IV. Research Innovations and Limitations
The innovations of this study are reflected in three key aspects: First, it breaks through the limitation of traditional AI applications confined to embryo selection, extending intelligent decision-making to the upstream link of OS protocol selection and establishing a complete system from data analysis to protocol recommendation. By combining multiple AI algorithms and iterative optimization, the accuracy and reliability of recommendations are ensured. Second, the study moves beyond sole focus on pregnancy success rates, integrating treatment safety and time efficiency to establish a more comprehensive evaluation standard. Most importantly, the system can directly interface with hospital electronic medical records, automatically extracting patient information and generating recommendations while retaining final decision-making authority with clinicians.

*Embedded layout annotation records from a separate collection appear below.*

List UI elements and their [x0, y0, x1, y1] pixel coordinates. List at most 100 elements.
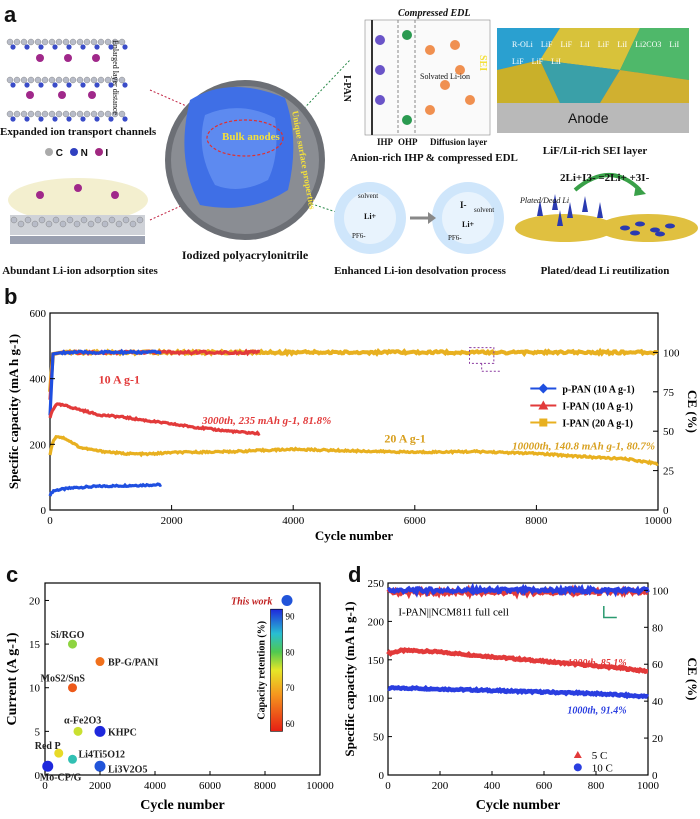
carbon-atom: [136, 216, 144, 224]
series-line-p-PAN-CE: [48, 348, 162, 416]
zoom-marker-arrow: [481, 363, 500, 372]
edl-ion: [465, 95, 475, 105]
iodine-atom: [111, 191, 119, 199]
y2-tick-label: 100: [652, 585, 669, 597]
sei-species: LiI: [580, 40, 590, 49]
nitrogen-atom: [80, 82, 86, 88]
y-tick-label: 100: [368, 693, 385, 705]
nitrogen-atom: [52, 44, 58, 50]
nitrogen-atom: [10, 44, 16, 50]
y-tick-label: 10: [29, 683, 41, 695]
nitrogen-atom: [52, 116, 58, 122]
carbon-atom: [108, 216, 116, 224]
nitrogen-atom: [10, 82, 16, 88]
nitrogen-atom: [66, 44, 72, 50]
carbon-atom: [52, 216, 60, 224]
dead-li-dendrite: [582, 196, 588, 212]
legend-label: I-PAN (10 A g-1): [562, 402, 633, 413]
carbon-atom: [66, 216, 74, 224]
annotation-20A: 20 A g-1: [384, 432, 425, 446]
nitrogen-atom: [122, 82, 128, 88]
y-tick-label: 0: [35, 770, 41, 782]
panel-b-label: b: [4, 284, 18, 309]
y2-axis-label: CE (%): [685, 390, 700, 433]
legend-c: C: [55, 148, 64, 159]
y-tick-label: 5: [35, 726, 41, 738]
caption-desolvation: Enhanced Li-ion desolvation process: [334, 265, 506, 277]
iodine-atom: [88, 91, 96, 99]
plot-frame: [44, 582, 321, 776]
reutilized-li: [665, 223, 675, 229]
carbon-atom: [27, 110, 35, 118]
carbon-atom: [97, 110, 105, 118]
carbon-atom: [6, 38, 14, 46]
nitrogen-atom: [24, 82, 30, 88]
y2-tick-label: 75: [663, 387, 675, 399]
desolv-pf6-2: PF6-: [448, 234, 462, 242]
carbon-atom: [41, 38, 49, 46]
caption-adsorption: Abundant Li-ion adsorption sites: [2, 265, 158, 277]
carbon-atom: [34, 38, 42, 46]
y-axis-label: Specific capacity (mA h g-1): [6, 334, 21, 489]
carbon-atom: [20, 76, 28, 84]
nitrogen-atom: [52, 82, 58, 88]
series-line-10-C: [387, 684, 649, 700]
carbon-atom: [17, 220, 25, 228]
nitrogen-atom: [66, 116, 72, 122]
edl-title: Compressed EDL: [398, 8, 471, 19]
scatter-point: [94, 725, 106, 737]
annotation-10000: 10000th, 140.8 mAh g-1, 80.7%: [512, 440, 655, 452]
annotation-10C: 1000th, 91.4%: [567, 706, 626, 717]
caption-edl: Anion-rich IHP & compressed EDL: [350, 152, 518, 164]
dead-li-dendrite: [597, 202, 603, 218]
y-tick-label: 50: [373, 732, 385, 744]
x-tick-label: 600: [536, 780, 553, 792]
nitrogen-atom: [108, 116, 114, 122]
carbon-atom: [59, 220, 67, 228]
carbon-atom: [104, 76, 112, 84]
legend-i: I: [105, 148, 109, 159]
iodized-pan-sphere: [165, 80, 325, 240]
caption-sei: LiF/LiI-rich SEI layer: [542, 145, 648, 157]
carbon-atom: [48, 110, 56, 118]
scatter-point: [95, 657, 105, 667]
x-tick-label: 0: [42, 780, 48, 792]
legend-marker: [538, 400, 549, 410]
nitrogen-atom: [94, 116, 100, 122]
sei-species: LiF: [512, 57, 524, 66]
x-tick-label: 4000: [144, 780, 167, 792]
carbon-atom: [20, 38, 28, 46]
sei-layer-graphic: [497, 28, 689, 133]
carbon-atom: [111, 76, 119, 84]
y2-tick-label: 0: [663, 505, 669, 517]
x-tick-label: 0: [385, 780, 391, 792]
plated-li-graphic: [515, 173, 698, 242]
desolvation-graphic: [334, 182, 504, 254]
carbon-atom: [80, 216, 88, 224]
y2-tick-label: 60: [652, 659, 664, 671]
carbon-atom: [118, 110, 126, 118]
y2-tick-label: 0: [652, 770, 658, 782]
point-label: BP-G/PANI: [108, 658, 158, 669]
desolv-pf6-1: PF6-: [352, 232, 366, 240]
reutilized-li: [620, 225, 630, 231]
carbon-atom: [24, 216, 32, 224]
carbon-atom: [69, 38, 77, 46]
y-tick-label: 15: [29, 639, 41, 651]
x-axis-label: Cycle number: [476, 798, 560, 813]
edl-solvated: Solvated Li-ion: [420, 72, 470, 81]
y-tick-label: 600: [30, 308, 47, 320]
x-tick-label: 800: [588, 780, 605, 792]
point-label: KHPC: [108, 727, 137, 738]
scatter-point: [42, 760, 54, 772]
iodine-atom: [58, 91, 66, 99]
scatter-point: [94, 760, 106, 772]
iodine-atom: [36, 54, 44, 62]
sei-species: LiF: [531, 57, 544, 66]
x-tick-label: 200: [432, 780, 449, 792]
caption-channels: Expanded ion transport channels: [0, 126, 157, 138]
series-line-5-C: [386, 647, 648, 675]
panel-a-label: a: [4, 2, 17, 27]
dead-li-dendrite: [567, 202, 573, 218]
carbon-atom: [13, 38, 21, 46]
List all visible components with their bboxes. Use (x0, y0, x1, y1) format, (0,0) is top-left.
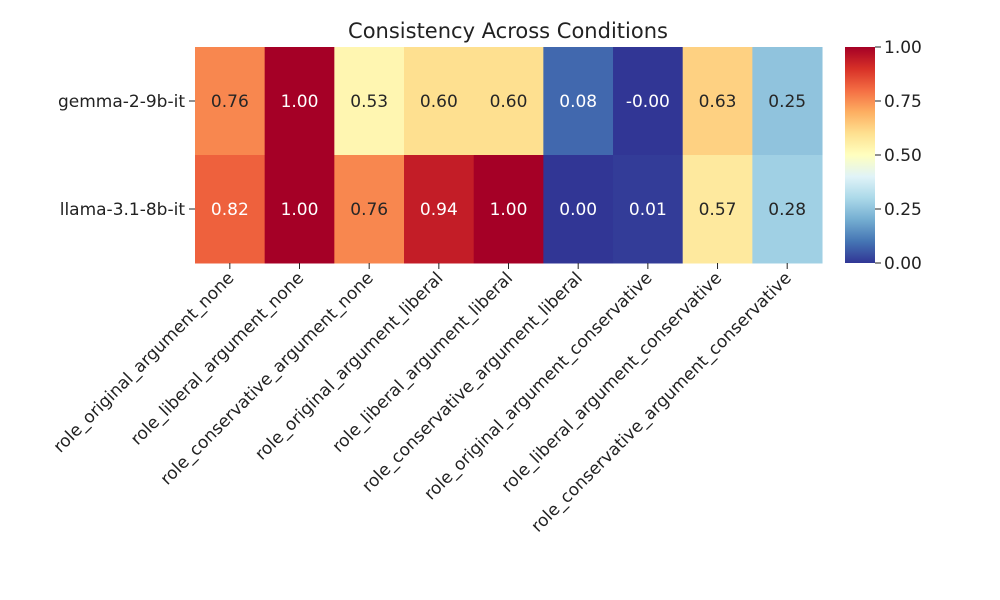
cell-value-label-1-4: 1.00 (490, 200, 528, 220)
colorbar-tick-label-0: 0.00 (884, 254, 922, 274)
cell-value-label-0-3: 0.60 (420, 92, 458, 112)
heatmap-cells: 0.76 1.00 0.53 0.60 0.60 0.08 -0.00 0.63 0.25 0.8… (195, 47, 823, 264)
cell-value-label-1-2: 0.76 (350, 200, 388, 220)
row-labels: gemma-2-9b-it llama-3.1-8b-it (58, 92, 195, 220)
cell-value-label-0-5: 0.08 (559, 92, 597, 112)
heatmap-cell-0-6 (613, 47, 684, 156)
heatmap-cell-1-7 (682, 155, 753, 264)
cell-value-label-1-1: 1.00 (281, 200, 319, 220)
heatmap-cell-0-0 (195, 47, 266, 156)
colorbar-tick-label-4: 1.00 (884, 38, 922, 58)
cell-value-label-1-3: 0.94 (420, 200, 458, 220)
heatmap-cell-0-4 (473, 47, 544, 156)
cell-value-label-0-2: 0.53 (350, 92, 388, 112)
heatmap-cell-0-2 (334, 47, 405, 156)
heatmap-cell-1-5 (543, 155, 614, 264)
heatmap-cell-0-7 (682, 47, 753, 156)
heatmap-cell-0-5 (543, 47, 614, 156)
heatmap-cell-0-8 (752, 47, 823, 156)
cell-value-label-0-6: -0.00 (626, 92, 670, 112)
row-label-0: gemma-2-9b-it (58, 92, 185, 112)
colorbar-tick-label-1: 0.25 (884, 200, 922, 220)
cell-value-label-0-8: 0.25 (768, 92, 806, 112)
chart-title: Consistency Across Conditions (348, 19, 668, 43)
heatmap-cell-0-1 (264, 47, 335, 156)
row-label-1: llama-3.1-8b-it (60, 200, 186, 220)
cell-value-label-0-0: 0.76 (211, 92, 249, 112)
cell-value-label-1-6: 0.01 (629, 200, 667, 220)
heatmap-cell-1-1 (264, 155, 335, 264)
heatmap-cell-1-6 (613, 155, 684, 264)
cell-value-label-0-1: 1.00 (281, 92, 319, 112)
heatmap-cell-1-4 (473, 155, 544, 264)
cell-value-label-0-4: 0.60 (490, 92, 528, 112)
column-labels: role_original_argument_nonerole_liberal_… (50, 263, 796, 537)
colorbar-gradient (845, 47, 875, 263)
colorbar: 0.00 0.25 0.50 0.75 1.00 (845, 38, 922, 274)
cell-value-label-1-5: 0.00 (559, 200, 597, 220)
heatmap-cell-1-3 (404, 155, 475, 264)
cell-value-label-0-7: 0.63 (699, 92, 737, 112)
heatmap-cell-1-2 (334, 155, 405, 264)
cell-value-label-1-7: 0.57 (699, 200, 737, 220)
heatmap-cell-1-0 (195, 155, 266, 264)
cell-value-label-1-0: 0.82 (211, 200, 249, 220)
heatmap-cell-0-3 (404, 47, 475, 156)
cell-value-label-1-8: 0.28 (768, 200, 806, 220)
colorbar-tick-label-2: 0.50 (884, 146, 922, 166)
colorbar-tick-label-3: 0.75 (884, 92, 922, 112)
heatmap-cell-1-8 (752, 155, 823, 264)
column-label-8: role_conservative_argument_conservative (528, 268, 796, 536)
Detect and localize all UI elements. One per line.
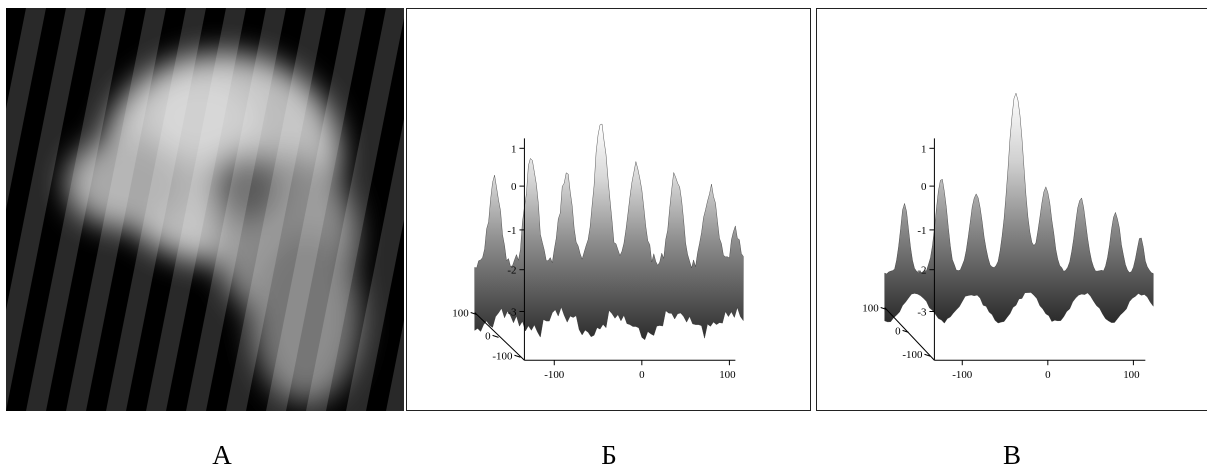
stripe — [186, 8, 286, 411]
stripe — [106, 8, 206, 411]
z-tick-label: 0 — [511, 181, 517, 193]
x-tick-label: 0 — [639, 369, 645, 381]
y-tick-label: 0 — [485, 330, 491, 342]
z-tick-label: -2 — [507, 265, 516, 277]
blurred-figure — [66, 53, 361, 403]
surface-b — [474, 123, 744, 341]
x-tick-label: 100 — [1123, 369, 1140, 381]
x-tick-label: -100 — [544, 369, 565, 381]
stripe — [266, 8, 366, 411]
stripe — [66, 8, 166, 411]
y-tick-label: 0 — [895, 325, 901, 337]
z-tick-label: -3 — [917, 306, 927, 318]
x-tick-labels-b: -100 0 100 — [544, 369, 736, 381]
caption-c: В — [1002, 440, 1022, 470]
z-tick-label: 1 — [921, 143, 926, 155]
z-tick-labels-b: 1 0 -1 -2 -3 — [507, 143, 517, 318]
z-tick-label: -3 — [507, 306, 517, 318]
axes-c — [880, 138, 1146, 366]
axes-b — [470, 138, 736, 366]
z-tick-label: -2 — [917, 265, 926, 277]
x-tick-label: 100 — [719, 369, 736, 381]
stripe — [26, 8, 126, 411]
stripe — [226, 8, 326, 411]
caption-b: Б — [601, 440, 617, 470]
y-tick-labels-c: 100 0 -100 — [862, 302, 923, 361]
panel-b-surface-plot: 1 0 -1 -2 -3 -100 0 100 100 0 -100 — [406, 8, 811, 411]
y-tick-label: 100 — [862, 302, 879, 314]
z-tick-label: -1 — [917, 225, 926, 237]
z-tick-label: 0 — [921, 181, 927, 193]
striped-photo — [6, 8, 404, 411]
stripe — [6, 8, 86, 411]
surface-plot-c: 1 0 -1 -2 -3 -100 0 100 100 0 -100 — [862, 92, 1154, 381]
stripe-overlay — [6, 8, 404, 411]
stripe — [386, 320, 404, 411]
surface-c — [884, 92, 1154, 324]
z-tick-label: 1 — [511, 143, 516, 155]
y-tick-label: 100 — [452, 307, 469, 319]
panel-c-surface-plot: 1 0 -1 -2 -3 -100 0 100 100 0 -100 — [816, 8, 1207, 411]
x-tick-label: -100 — [952, 369, 973, 381]
stripe — [146, 8, 246, 411]
z-tick-labels-c: 1 0 -1 -2 -3 — [917, 143, 927, 318]
stripe — [6, 8, 46, 210]
y-tick-label: -100 — [902, 349, 923, 361]
panel-a-image — [6, 8, 404, 411]
x-tick-labels-c: -100 0 100 — [952, 369, 1140, 381]
y-tick-labels-b: 100 0 -100 — [452, 307, 513, 362]
caption-a: А — [212, 440, 232, 470]
stripe — [306, 8, 404, 411]
surface-plot-b: 1 0 -1 -2 -3 -100 0 100 100 0 -100 — [452, 123, 744, 381]
z-tick-label: -1 — [507, 225, 516, 237]
stripe — [346, 118, 404, 411]
y-tick-label: -100 — [492, 350, 513, 362]
x-tick-label: 0 — [1045, 369, 1051, 381]
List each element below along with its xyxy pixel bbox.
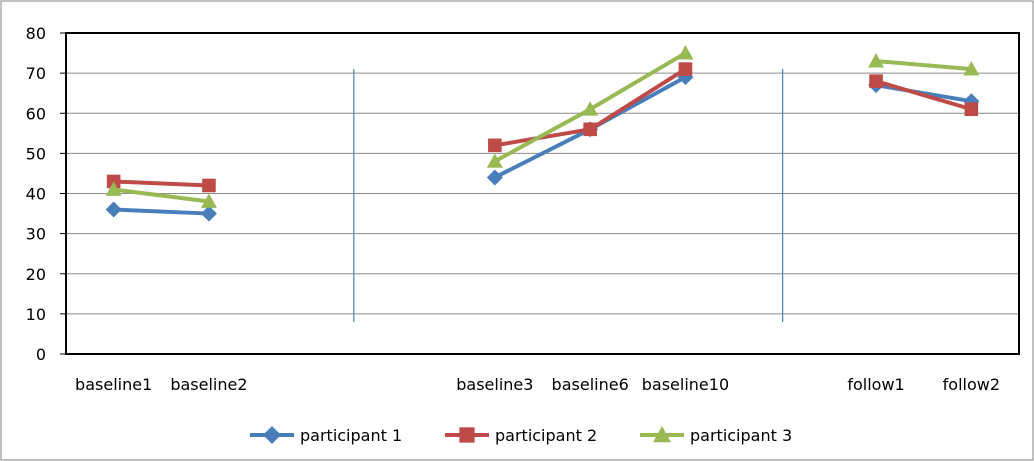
y-tick-label: 70 [26,64,46,83]
phase-lines [353,69,784,322]
x-category-label: follow1 [847,375,904,394]
x-category-label: follow2 [943,375,1000,394]
y-tick-label: 0 [36,345,46,364]
square-marker [106,174,121,189]
legend-entry: participant 1 [250,426,402,445]
legend-entry: participant 2 [445,426,597,445]
legend-entry: participant 3 [640,426,792,445]
series-line [113,207,210,216]
square-marker [964,102,979,117]
square-marker [583,122,597,137]
triangle-marker [105,181,122,196]
y-tick-label: 40 [26,185,46,204]
legend-label: participant 1 [300,426,402,445]
diamond-marker [105,201,122,218]
y-tick-label: 80 [26,24,46,43]
triangle-marker [582,101,599,116]
series-participant-3 [105,45,980,208]
y-tick-label: 20 [26,265,46,284]
y-axis-ticks: 0 10 20 30 40 50 60 70 80 [26,24,66,364]
x-category-label: baseline3 [456,375,533,394]
legend-label: participant 3 [690,426,792,445]
triangle-marker [868,53,885,68]
triangle-marker [200,193,217,208]
series-line [113,179,210,188]
y-tick-label: 50 [26,144,46,163]
series-participant-2 [106,62,979,193]
series-line [875,79,972,112]
triangle-marker [677,45,694,60]
diamond-marker [263,426,281,444]
series-line [113,187,210,204]
series-line [875,59,972,72]
square-marker [202,178,216,193]
x-category-label: baseline2 [170,375,247,394]
diamond-marker [486,169,503,186]
y-tick-label: 30 [26,225,46,244]
square-marker [678,62,693,76]
square-marker [488,138,502,153]
x-category-label: baseline10 [642,375,729,394]
series-lines [105,45,980,222]
triangle-marker [486,153,503,168]
x-axis-categories: baseline1 baseline2 baseline3 baseline6 base… [75,375,1000,394]
y-tick-label: 10 [26,305,46,324]
square-marker [869,74,883,88]
x-category-label: baseline6 [552,375,629,394]
square-marker [459,427,475,443]
legend: participant 1 participant 2 participant 3 [250,426,792,445]
triangle-marker [653,426,671,443]
legend-label: participant 2 [495,426,597,445]
x-category-label: baseline1 [75,375,152,394]
y-tick-label: 60 [26,104,46,123]
diamond-marker [200,205,217,222]
triangle-marker [963,61,980,76]
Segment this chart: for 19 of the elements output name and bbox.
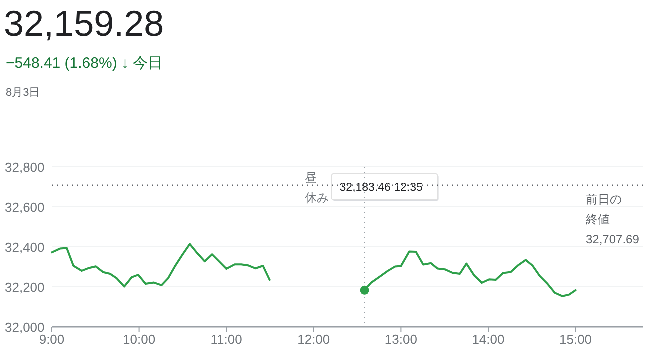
annotation: 8月3日 (6, 87, 40, 99)
y-tick-label: 32,000 (5, 320, 45, 335)
ref-label: 前日の終値32,707.69 (586, 192, 640, 246)
y-tick-label: 32,200 (5, 280, 45, 295)
x-tick-label: 14:00 (472, 332, 505, 347)
annotation: 昼休み (304, 171, 329, 205)
x-tick-label: 11:00 (210, 332, 242, 347)
annotation: 32,183.46 12:35 (340, 182, 423, 194)
line-series (51, 243, 271, 288)
x-tick-label: 15:00 (560, 332, 592, 347)
x-tick-label: 10:00 (123, 332, 156, 347)
y-tick-label: 32,400 (5, 240, 45, 255)
subtitle: −548.41 (1.68%) ↓ 今日 (6, 55, 164, 72)
y-tick-label: 32,800 (5, 160, 45, 175)
y-tick-label: 32,600 (5, 200, 45, 215)
title: 32,159.28 (4, 3, 164, 44)
x-tick-label: 12:00 (298, 332, 330, 347)
x-tick-label: 13:00 (384, 332, 418, 347)
x-tick-label: 9:00 (39, 332, 65, 347)
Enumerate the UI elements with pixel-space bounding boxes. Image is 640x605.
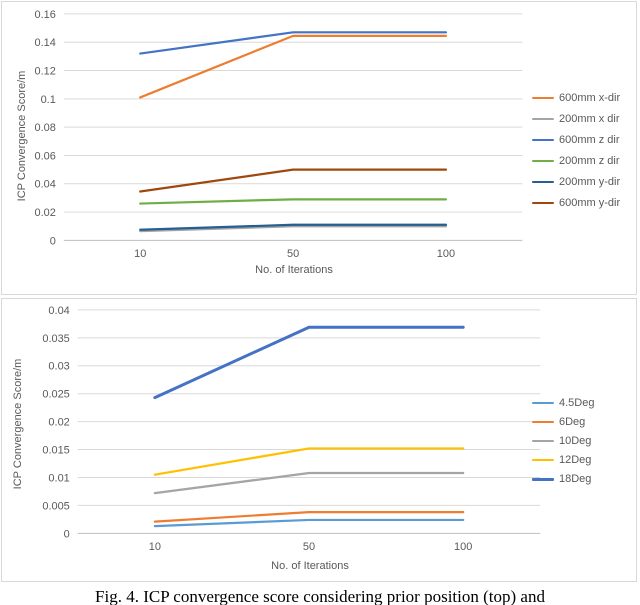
x-tick-label: 100 (437, 248, 455, 260)
legend-item-200mm-z-dir: 200mm z dir (532, 154, 620, 168)
series-line-4-5deg (153, 518, 465, 528)
y-tick-label: 0.12 (34, 66, 55, 78)
series-line-600mm-y-dir (139, 168, 448, 193)
legend-label: 6Deg (559, 416, 586, 428)
y-tick-label: 0.035 (42, 333, 69, 345)
legend-item-200mm-x-dir: 200mm x dir (532, 112, 620, 126)
y-tick-label: 0.025 (42, 389, 69, 401)
legend-label: 200mm y-dir (559, 176, 621, 188)
top-chart: 0 0.02 0.04 0.06 0.08 0.1 0.12 0.14 0.16 10 50 100 … (1, 1, 637, 295)
legend-item-4-5deg: 4.5Deg (532, 396, 594, 410)
series-line-10deg (153, 471, 465, 495)
legend-item-6deg: 6Deg (532, 415, 594, 429)
bottom-chart-legend: 4.5Deg 6Deg 10Deg 12Deg 18Deg (532, 396, 594, 491)
legend-label: 10Deg (559, 435, 592, 447)
x-tick-label: 50 (287, 248, 299, 260)
y-tick-label: 0.015 (42, 445, 69, 457)
legend-label: 18Deg (559, 473, 592, 485)
series-line-12deg (153, 447, 465, 476)
x-tick-label: 10 (149, 541, 161, 553)
legend-line-swatch (532, 202, 554, 204)
y-tick-label: 0.16 (34, 9, 55, 21)
series-line-600mm-z-dir (139, 31, 448, 55)
legend-line-swatch (532, 402, 554, 404)
y-tick-label: 0.005 (42, 500, 69, 512)
y-tick-label: 0.14 (34, 37, 55, 49)
top-chart-plot-area: 0 0.02 0.04 0.06 0.08 0.1 0.12 0.14 0.16 10 50 100 (34, 9, 523, 260)
legend-line-swatch (532, 181, 554, 183)
legend-line-swatch (532, 459, 554, 461)
y-tick-label: 0.01 (48, 472, 69, 484)
bottom-chart-y-axis-title: ICP Convergence Score/m (12, 358, 24, 490)
legend-line-swatch (532, 477, 554, 481)
y-tick-label: 0.06 (34, 150, 55, 162)
legend-label: 200mm z dir (559, 155, 620, 167)
y-tick-label: 0.02 (48, 417, 69, 429)
legend-item-12deg: 12Deg (532, 453, 594, 467)
legend-item-600mm-y-dir: 600mm y-dir (532, 196, 620, 210)
y-tick-label: 0.03 (48, 361, 69, 373)
legend-label: 600mm z dir (559, 134, 620, 146)
y-tick-label: 0.04 (48, 305, 69, 317)
legend-line-swatch (532, 139, 554, 141)
legend-item-200mm-y-dir: 200mm y-dir (532, 175, 620, 189)
y-tick-label: 0 (64, 528, 70, 540)
legend-line-swatch (532, 440, 554, 442)
legend-line-swatch (532, 160, 554, 162)
series-line-6deg (153, 510, 465, 523)
x-tick-label: 10 (134, 248, 146, 260)
y-tick-label: 0.04 (34, 179, 55, 191)
legend-line-swatch (532, 421, 554, 423)
legend-label: 600mm x-dir (559, 92, 621, 104)
legend-line-swatch (532, 97, 554, 99)
top-chart-legend: 600mm x-dir 200mm x dir 600mm z dir 200mm z… (532, 91, 620, 217)
legend-item-10deg: 10Deg (532, 434, 594, 448)
bottom-chart: 0 0.005 0.01 0.015 0.02 0.025 0.03 0.035 0.04 10 5… (1, 298, 637, 582)
legend-item-600mm-z-dir: 600mm z dir (532, 133, 620, 147)
series-line-600mm-x-dir (139, 34, 448, 99)
top-chart-y-axis-title: ICP Convergence Score/m (16, 70, 28, 202)
bottom-chart-plot-area: 0 0.005 0.01 0.015 0.02 0.025 0.03 0.035 0.04 10 5… (42, 305, 541, 553)
bottom-chart-x-axis-title: No. of Iterations (271, 560, 349, 572)
series-line-200mm-z-dir (139, 198, 448, 205)
figure-caption: Fig. 4. ICP convergence score considerin… (95, 587, 545, 605)
legend-item-600mm-x-dir: 600mm x-dir (532, 91, 620, 105)
legend-item-18deg: 18Deg (532, 472, 594, 486)
y-tick-label: 0 (50, 235, 56, 247)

The study also has several limitations: First, the single-center design, despite the large sample size, may be influenced by the specific clinical practices and patient characteristics of the participating center, requiring multi-center validation to confirm external validity. Second, only three AI algorithms were integrated, and the limited variety may restrict the model’s performance. Third, the system does not yet incorporate all individualized factors, such as patients’ previous treatment responses and psychological stress. Additionally, it does not address optimization of other critical IVF links (e.g., embryo transfer timing), leaving room for improvement in the comprehensiveness of recommendations.
V. Research Value and Prospects
This study provides clinicians in reproductive medicine with a standardized decision-making tool for OS protocols. It not only helps young clinicians accumulate experience rapidly but also enables high-volume centers to deliver personalized precision recommendations, effectively improving pregnancy rates and patient satisfaction. The established pregnancy grading system offers a unified benchmark for efficacy evaluation, while the modular design of the ACA-FI algorithm framework demonstrates potential for cross-disease and cross-department translation, providing a new methodological reference for the development of other clinical decision support systems. In the future, the system is expected to undergo continuous iteration through multi-center collaboration, incorporating more algorithms and clinical variables to achieve full-process optimization. In the long term, it will not only promote the standardized update of reproductive medicine guidelines but also provide evidence-based support for healthcare policy formulation, ultimately advancing the homogenization and high-quality development of assisted reproductive technology.